Taken from Mats Blog:

Boz posted his review of Ubisoft’s No More Heroes yesterday, so if you’ve been following the game, I highly recommend reading it. While many IGN readers seem to think the final score of 7.8 was fair, many suggested that our review system is broken or that we are somehow conspiring against adult-targeted software on Wii. Ludicrous assertions, mind you, but they are telling of a disturbing hive mentality that exists on the underbelly of message boards today — one whose collective mindset is made up on videogames well before they ever hit store shelves.

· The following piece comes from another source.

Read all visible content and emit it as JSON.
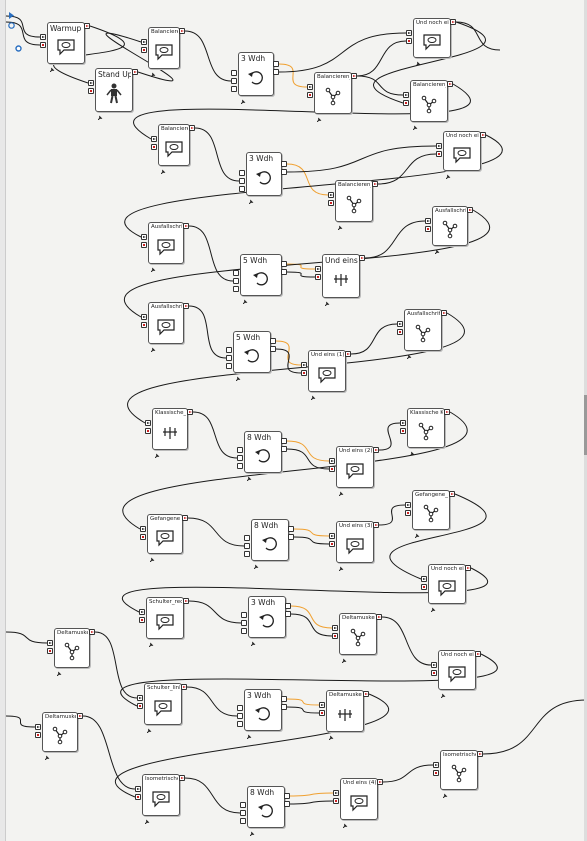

Before I even get to that, let’s dissect the review score, since some readers would prefer to do anything but read all that text above the numbers. Boz gave No More Heroes a 7.8, which is good, but just shy of great. IGN’s own ratings descriptions define games in the high 7s as having “first rate elements,” but also notable flaws. Having sunk hours upon hours into No More Heroes, I can’t think of a better way to describe the experience within. Here you have an action effort that spills with style and features some very bold, gorgeous cinemas. You’ve got some truly witty character dialog, an interesting (although decidedly straightforward) storyline (especially when compared to Killer 7), and some surprisingly adept fighting mechanics. It all works very well, even if the swordplay does become a little redundant 500-plus kills in. The main problem is that there’s a crummy overworld tying everything together. It’s big, ugly, clumsy, buggy, and at times downright pointless. And there’s no escaping it.

The overworld is unfortunately a central component to No More Heroes and I can tell you, had it been as polished as the rest of the game, or removed altogether, I would have happily scored No More Heroes higher. Had I reviewed it, that is.

Which leads me back to the disturbing hive mentality. Some message board posters have all but said that it is our duty to review games like No More Heroes well because these types of games need to sell on Wii. An absurd thought — it is absolutely not our duty to do anything of the sort, and the day we subscribe to this mentality, well, you may as well just stop reading because we’ll be doing nobody any good. I want No More Heroes to sell well. I’d be thrilled if it sold a million copies (although, I live in reality and realize this will never happen). But it’s not our job to sell the game.

I’ve seen some remarkably high scores for No More Heroes and I have to say that I completely agree with Bozon’s review of the game. It’s a title I want to love just because it’s so novel and so effortlessly cool, and yet that doesn’t mean I can gloss over its deficiencies, some rather large. It’s unfortunate that as I browse our own boards, I’ve had to read personal attacks against Boz because of his opinion. To those people, I have two thoughts. One, if you haven’t played the game yet, why don’t you just shut the hell up? Your pre-conceived opinion of the game is meaningless. At least play the damned thing before you start complaining. And two, after No More Heroes’ admittedly stylish and fun concept wears thin, whenever that may be, I’ll be willing to bet that our score stands the test of time.

Good game. A showpiece, as I’ve said before, to all your friends that unfairly think Wii is just for kids. A showpiece for very effective fight mechanics controlled by the Wii remote and nunchuk. And a stylistic showpiece too. For all of these reasons, I would not be without No More Heroes in my collection. But even as I write this, I cannot deny that it is a sometimes flawed game powered by a 3D engine that is unable to fully support Suda 51’s vision.